We present a detailed bifurcation analysis of methane oxidative coupling in the gas phase (without catalyst) using a global kinetic model with various oxidation, reforming and dehydrogenation reactions. The main goal is to determine the methane conversion (X) and C₂+ products yield (Y) in different types of large scale reactors under various feed and operating conditions. The global kinetic model used satisfies the thermodynamic constraints and is fitted to literature data as well as new data obtained under nearly isothermal conditions.

Hysteresis (ignition and extinction) behavior of the system is investigated as a function of the CH₄/O₂ ratio as well as feed temperature and space time.

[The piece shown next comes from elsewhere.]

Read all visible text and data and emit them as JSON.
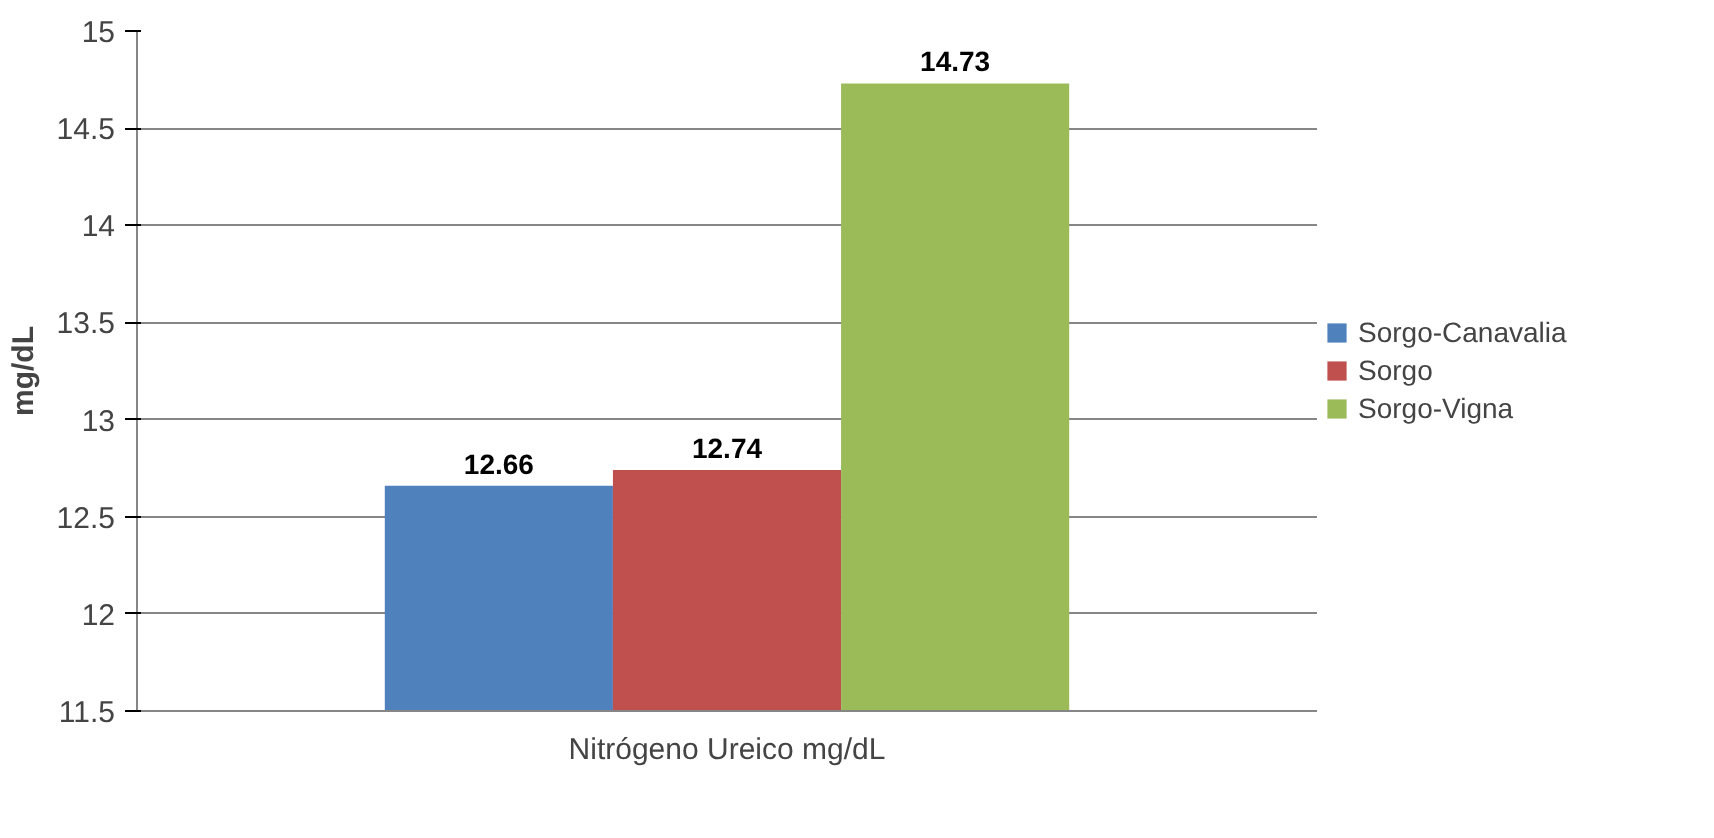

Hysteresis may exist at ambient feed temperature (300K), for low CH₄/O₂ ratios (3 or lower) with space times ~ 1s. When hysteresis exists, the best yield of ethylene can be obtained close to the extinction point on the ignited branches. Typically, reactions forming C₂+ products are dominating in the reactor when the temperature on the ignited branch is above 1200K and the space time is very short. Acetylene becomes the main C₂+ product, together with much excess of hydrogen and carbon monoxide than water and carbon dioxide, as reactor temperature or space time are increased beyond ignition.

The impact of axial backmixing of species and energy is also studied using axial dispersion model and single phase 2-mode model. It is found that when the thermal backmixing is highest and species backmixing is lowest, the extinction point can be pushed to lower values of feed temperatures and/or to lower space times with the yield of intermediate product increased.